Outro aspecto relevante, que não pode ser deixado de lado, diz respeito à verificação da espécie de perigo presente no crime de embriaguez ao volante após a alteração operada por meio da Lei nº 12.760. No texto original do Código de Trânsito Brasileiro, o crime de embriaguez ao volante era um delito de perigo concreto, ou seja, era necessário se provar, no caso concreto, que o condutor havia gerado um perigo real de dano. Isto era comprovado, por exemplo, quando, além de se constatar que o motorista estava sob influência de álcool, ele conduzia o veículo ziguezagueando ou quase causava um atropelamento. Depois da Lei 11.705/2008, a antiga Lei Seca, o delito de embriaguez ao volante passou a ser uma infração penal de perigo abstrato ou presumido. Isto é, não havia mais necessidade de se provar o perigo na situação concreta, pois esse risco era presumido no comportamento do motorista que dirigisse com uma concentração alcoólica de seis ou mais decigramas por litro de sangue.
Atualmente, após a edição da Lei nº 12.760, acreditamos que o delito de embriaguez ao volante continua sendo um crime de perigo abstrato ou presumido. Note-se que, na redação dada pela Nova Lei Seca, em nenhum momento faz-se menção à exigência de demonstração de perigo, como geralmente acontece nos tipos penais de perigo concreto.
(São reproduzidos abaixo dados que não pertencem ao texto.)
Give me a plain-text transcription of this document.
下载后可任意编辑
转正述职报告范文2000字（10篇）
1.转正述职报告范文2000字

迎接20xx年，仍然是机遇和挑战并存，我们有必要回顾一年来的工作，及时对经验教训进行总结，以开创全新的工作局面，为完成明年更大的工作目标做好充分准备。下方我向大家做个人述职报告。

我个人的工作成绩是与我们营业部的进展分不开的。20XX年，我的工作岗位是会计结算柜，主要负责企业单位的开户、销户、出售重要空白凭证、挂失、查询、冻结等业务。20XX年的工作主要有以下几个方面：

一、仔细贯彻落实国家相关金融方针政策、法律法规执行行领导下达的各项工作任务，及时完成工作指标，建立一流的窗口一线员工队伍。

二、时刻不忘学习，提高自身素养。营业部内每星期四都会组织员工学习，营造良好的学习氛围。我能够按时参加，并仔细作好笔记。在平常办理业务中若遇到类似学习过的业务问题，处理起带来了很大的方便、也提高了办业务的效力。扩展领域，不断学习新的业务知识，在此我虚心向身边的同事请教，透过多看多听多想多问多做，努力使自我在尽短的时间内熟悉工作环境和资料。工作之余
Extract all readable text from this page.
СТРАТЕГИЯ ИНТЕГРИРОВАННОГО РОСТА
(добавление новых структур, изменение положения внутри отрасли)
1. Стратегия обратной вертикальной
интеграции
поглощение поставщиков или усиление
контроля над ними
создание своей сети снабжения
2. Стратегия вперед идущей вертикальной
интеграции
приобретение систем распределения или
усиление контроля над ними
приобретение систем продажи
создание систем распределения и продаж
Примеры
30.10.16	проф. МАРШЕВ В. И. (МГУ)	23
Todavia, o que ocorreu, a nosso entender, foi uma mudança relativa à própria presunção do perigo existente na nova conduta do crime de embriaguez ao volante. Se antes o legislador havia presumido o perigo à segurança viária tão somente no fato do motorista estar com uma concentração de álcool igual ou superior a seis decigramas por litro de sangue, agora presumiu esse risco no comportamento do condutor que estiver com sua capacidade psicomotora alterada em razão do álcool ou substância de feitos análogos. Desse modo, ao ser selecionado em uma operação de fiscalização de trânsito, por exemplo, o condutor que, mesmo não tendo gerado uma situação concreta de perigo, demonstrar naquele instante uma alteração em sua capacidade psicomotora em virtude do álcool, terá cometido o delito de embriaguez ao volante.
Enfim, a Nova Lei Seca veio com o objetivo de consertar os equívocos da legislação anterior que tratou da embriaguez ao volante. Porém, não cumpriu de todo essa finalidade proposta, uma vez que, corrigindo alguns erros da sua antecessora, também trouxe alguns aspectos controversos. Essas questões certamente trarão novas polêmicas acerca do tema. Apesar disso, confia-se que tudo seja resolvido no plano interpretativo, prevalecendo o entendimento mais coerente com a integralidade da lei e dos estudos científicos atuais, não se fazendo necessária outra modificação legislativa — é o que esperamos.